The Focus Fusion Society › Forums › General Transition Issues › Repowering the electric utility industry › Reply To: Pitching to Arnold
Lerner wrote: Ther are two issues here. One is the safety of focus fusion reactors. The second is the economies of distributed vs. centralized power supply.
On economics, there are fairly big savings from distributed energy. If we are talking about expanding energy production, the cost of distribution is significant and would be greatly reduced with distributed production, as would the costs of large-scale outages. Will that counter-balance travel time for skilled labor? You would have to look at some realistic numbers. But distribution from remote centralized GW generators is not free.
I think that It’s quite possible that the savings from distributed energy will actually be greater then the other (considerable) savings from focus fusion.
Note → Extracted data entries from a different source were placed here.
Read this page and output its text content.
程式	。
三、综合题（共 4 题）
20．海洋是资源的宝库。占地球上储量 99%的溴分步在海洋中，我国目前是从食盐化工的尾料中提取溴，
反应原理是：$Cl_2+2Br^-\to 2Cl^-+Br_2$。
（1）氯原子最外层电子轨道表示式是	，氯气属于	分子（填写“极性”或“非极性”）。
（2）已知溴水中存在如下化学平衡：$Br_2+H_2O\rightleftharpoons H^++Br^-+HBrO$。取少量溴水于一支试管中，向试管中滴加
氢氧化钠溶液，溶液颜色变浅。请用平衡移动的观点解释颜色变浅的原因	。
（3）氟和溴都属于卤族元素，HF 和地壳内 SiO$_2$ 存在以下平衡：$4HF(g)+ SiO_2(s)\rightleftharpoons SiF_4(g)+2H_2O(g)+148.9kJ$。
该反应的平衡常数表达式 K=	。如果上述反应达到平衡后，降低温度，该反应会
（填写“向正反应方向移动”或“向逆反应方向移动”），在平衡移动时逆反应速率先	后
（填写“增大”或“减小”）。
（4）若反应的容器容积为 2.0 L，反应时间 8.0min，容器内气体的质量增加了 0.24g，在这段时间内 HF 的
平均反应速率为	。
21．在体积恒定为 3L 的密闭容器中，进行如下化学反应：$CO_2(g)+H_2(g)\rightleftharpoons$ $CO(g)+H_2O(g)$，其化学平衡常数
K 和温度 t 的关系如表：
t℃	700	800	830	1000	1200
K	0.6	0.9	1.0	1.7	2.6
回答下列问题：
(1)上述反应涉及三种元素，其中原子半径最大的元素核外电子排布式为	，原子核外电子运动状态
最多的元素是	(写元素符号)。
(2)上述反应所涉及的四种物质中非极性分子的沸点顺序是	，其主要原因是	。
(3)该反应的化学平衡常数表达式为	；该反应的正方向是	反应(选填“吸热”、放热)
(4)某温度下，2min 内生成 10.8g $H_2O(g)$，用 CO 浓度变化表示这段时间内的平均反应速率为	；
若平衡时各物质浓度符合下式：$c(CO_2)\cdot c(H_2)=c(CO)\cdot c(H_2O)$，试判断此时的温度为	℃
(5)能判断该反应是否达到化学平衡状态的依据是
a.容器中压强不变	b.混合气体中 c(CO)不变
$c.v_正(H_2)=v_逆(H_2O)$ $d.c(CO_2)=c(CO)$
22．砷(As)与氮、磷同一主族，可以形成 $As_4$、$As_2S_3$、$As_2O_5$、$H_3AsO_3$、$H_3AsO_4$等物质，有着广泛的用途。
I know that where I live we pay about a dime/kwh and I believe only about 2 cents of that is generation costs. Now, I know that the other 8 cents is not all distribution costs. And even if it was, all of it can’t be eliminated. But it does give us a pretty big piece of the pie to work with.
In fact, if (as has been suggested elsewhere) this does enable power distributors to eliminate power lines: Do they own the swaths of land those pass over? Or is it just a right of way thing? If they do own it, they could sell it. Lots of land in the aggreate. Maybe enough land to finance the purchase and instalation of the fusion units?
Rematog? Do you know the answer to the land ownership question?
Oh, and how are all the UFO’s going to “gas up” if we eliminate all those power lines? Maybe some intergalactic agreements are needed.